En el caso de Pacheco la experiencia con estas metamorfosis pudo haber comenzado en 1977 con la segunda edición de su primera novela, Morirás lejos. Rafael Pérez Gay sostenía por entonces que la sombra que arrojaban dos títulos de poesía como
Irás y no volverás y
No me preguntes cómo pasa el tiempo “oscurecía” los logros del que en su opinión era el “mejor de sus libros en prosa”. La segunda edición de
Morirás lejos, reescrita “en buena parte” en ocasión de sus primeros diez años, difería de la primera edición en “la claridad y la precisión”, como observó Pérez Gay. Tan amplia o urgente era esta disposición para corregir y reescribir que más adelante, cuando la popularidad del “Inventario” superó efectivamente la de sus poemas, narraciones y ensayos sobre la historia de la literatura mexicana, Pacheco asistió a la multiplicación de las páginas por enmendar.
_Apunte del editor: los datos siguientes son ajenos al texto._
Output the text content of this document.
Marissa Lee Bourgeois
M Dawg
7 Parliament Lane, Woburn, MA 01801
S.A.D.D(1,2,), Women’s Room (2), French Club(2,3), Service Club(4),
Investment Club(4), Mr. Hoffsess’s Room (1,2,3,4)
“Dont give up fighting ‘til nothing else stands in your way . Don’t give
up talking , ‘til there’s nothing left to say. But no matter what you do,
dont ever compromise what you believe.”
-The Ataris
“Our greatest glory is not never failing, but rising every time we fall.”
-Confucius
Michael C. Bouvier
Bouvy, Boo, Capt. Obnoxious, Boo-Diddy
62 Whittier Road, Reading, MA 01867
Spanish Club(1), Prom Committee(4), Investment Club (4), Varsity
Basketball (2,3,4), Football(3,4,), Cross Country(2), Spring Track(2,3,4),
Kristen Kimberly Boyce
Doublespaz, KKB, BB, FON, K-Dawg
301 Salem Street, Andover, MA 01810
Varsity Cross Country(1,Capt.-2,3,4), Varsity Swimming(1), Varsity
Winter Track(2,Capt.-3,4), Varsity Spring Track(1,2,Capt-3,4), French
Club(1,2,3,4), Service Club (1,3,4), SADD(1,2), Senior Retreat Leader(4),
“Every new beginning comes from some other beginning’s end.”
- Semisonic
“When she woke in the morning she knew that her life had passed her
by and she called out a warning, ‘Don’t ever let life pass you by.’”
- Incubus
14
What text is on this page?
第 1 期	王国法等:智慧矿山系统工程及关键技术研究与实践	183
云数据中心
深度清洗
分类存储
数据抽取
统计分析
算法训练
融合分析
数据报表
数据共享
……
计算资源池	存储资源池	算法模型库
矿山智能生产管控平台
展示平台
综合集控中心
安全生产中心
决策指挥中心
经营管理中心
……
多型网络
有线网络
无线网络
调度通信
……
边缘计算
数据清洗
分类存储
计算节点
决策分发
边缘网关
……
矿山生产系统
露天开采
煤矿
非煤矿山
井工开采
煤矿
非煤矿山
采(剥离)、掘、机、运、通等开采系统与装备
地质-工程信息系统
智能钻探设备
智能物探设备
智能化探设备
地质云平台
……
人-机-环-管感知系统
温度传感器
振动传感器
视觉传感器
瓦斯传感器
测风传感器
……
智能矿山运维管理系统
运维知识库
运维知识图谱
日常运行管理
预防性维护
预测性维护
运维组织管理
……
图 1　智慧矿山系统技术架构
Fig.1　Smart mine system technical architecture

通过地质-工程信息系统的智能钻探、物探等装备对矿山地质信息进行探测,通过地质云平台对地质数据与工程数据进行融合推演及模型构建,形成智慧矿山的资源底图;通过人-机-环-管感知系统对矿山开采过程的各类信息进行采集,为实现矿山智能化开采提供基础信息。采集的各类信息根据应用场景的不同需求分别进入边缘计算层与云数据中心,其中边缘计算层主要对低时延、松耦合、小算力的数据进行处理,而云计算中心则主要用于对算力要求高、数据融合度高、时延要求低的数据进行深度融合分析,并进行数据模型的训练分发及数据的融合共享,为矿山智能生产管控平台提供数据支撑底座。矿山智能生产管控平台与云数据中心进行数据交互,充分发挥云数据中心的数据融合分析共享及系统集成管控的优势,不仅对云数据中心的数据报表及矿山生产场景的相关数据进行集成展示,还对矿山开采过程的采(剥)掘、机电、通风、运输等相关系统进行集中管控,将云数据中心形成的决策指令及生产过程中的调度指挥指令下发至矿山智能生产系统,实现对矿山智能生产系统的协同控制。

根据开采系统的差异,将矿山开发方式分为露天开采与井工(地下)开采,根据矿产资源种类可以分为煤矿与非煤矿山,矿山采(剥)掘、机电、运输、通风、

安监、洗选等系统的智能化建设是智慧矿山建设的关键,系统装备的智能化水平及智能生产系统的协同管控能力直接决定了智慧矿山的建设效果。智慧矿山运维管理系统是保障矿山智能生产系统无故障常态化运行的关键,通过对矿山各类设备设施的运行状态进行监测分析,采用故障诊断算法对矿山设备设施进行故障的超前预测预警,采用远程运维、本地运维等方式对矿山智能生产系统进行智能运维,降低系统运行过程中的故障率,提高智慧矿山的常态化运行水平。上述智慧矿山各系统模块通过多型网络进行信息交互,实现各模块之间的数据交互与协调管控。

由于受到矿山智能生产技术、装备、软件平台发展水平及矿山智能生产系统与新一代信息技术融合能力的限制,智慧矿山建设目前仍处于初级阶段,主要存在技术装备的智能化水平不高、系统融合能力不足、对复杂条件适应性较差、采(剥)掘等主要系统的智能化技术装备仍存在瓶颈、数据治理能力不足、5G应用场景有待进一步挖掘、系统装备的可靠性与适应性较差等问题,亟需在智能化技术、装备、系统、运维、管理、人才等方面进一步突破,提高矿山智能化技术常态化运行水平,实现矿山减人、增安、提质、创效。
De ahí el no rotundo que daba cada vez que se le mencionaba la pertinencia de trasladar el material de esa columna en
Proceso al formato del libro. Antes que atreverse a ofrecerlas a alguna casa editorial se sentía en la obligación de actualizarlas, cuando menos, y no había tiempo para eso. Por lo demás, el espíritu y el estilo de “Inventario” estaban en las numerosas colaboraciones semanales sobre literatura e historia que a lo largo de varios lustros entregó, primero, al suplemento de la revista Siempre!, y luego al suplemento dominical de
Excélsior.Al fresco de este asedio sobre el gusto por alcanzar una escritura clara y precisa resulta casi increíble que naciera y llegara a crecer hasta alcanzar su desarrollo más pleno el primer mecanoescrito de
Las batallas en el desierto. Pero supongo que Pacheco debió tener los mejores alicientes para concluir este relato en el deseo y en la posibilidad de verlo transitar en cuestión de días de su mesa de trabajo a la más fugaz de las versiones impresas, la del suplemento de un diario, como el que gastaba el
unomásuno. Acaso no me equivoque ni al sugerir que Pacheco compuso una segunda versión de Las batallas en el desierto sobre las páginas de la entrega correspondiente al 7 de junio de 1980 del citado diario, ni que esta segunda metamorfosis sufrió por lo menos una más al llegar, un año después, a la primera edición de
Las batallas en el desierto en
Era. Lo anterior, sin embargo, adquiere una consistencia diferente a la que aporta el pragmático artesano del lenguaje cuando se considera que en la experiencia de Pacheco el roce con otras formas de la inestabilidad de la palabra impresa provino de su trato directo con la investigación y la escritura de la historia.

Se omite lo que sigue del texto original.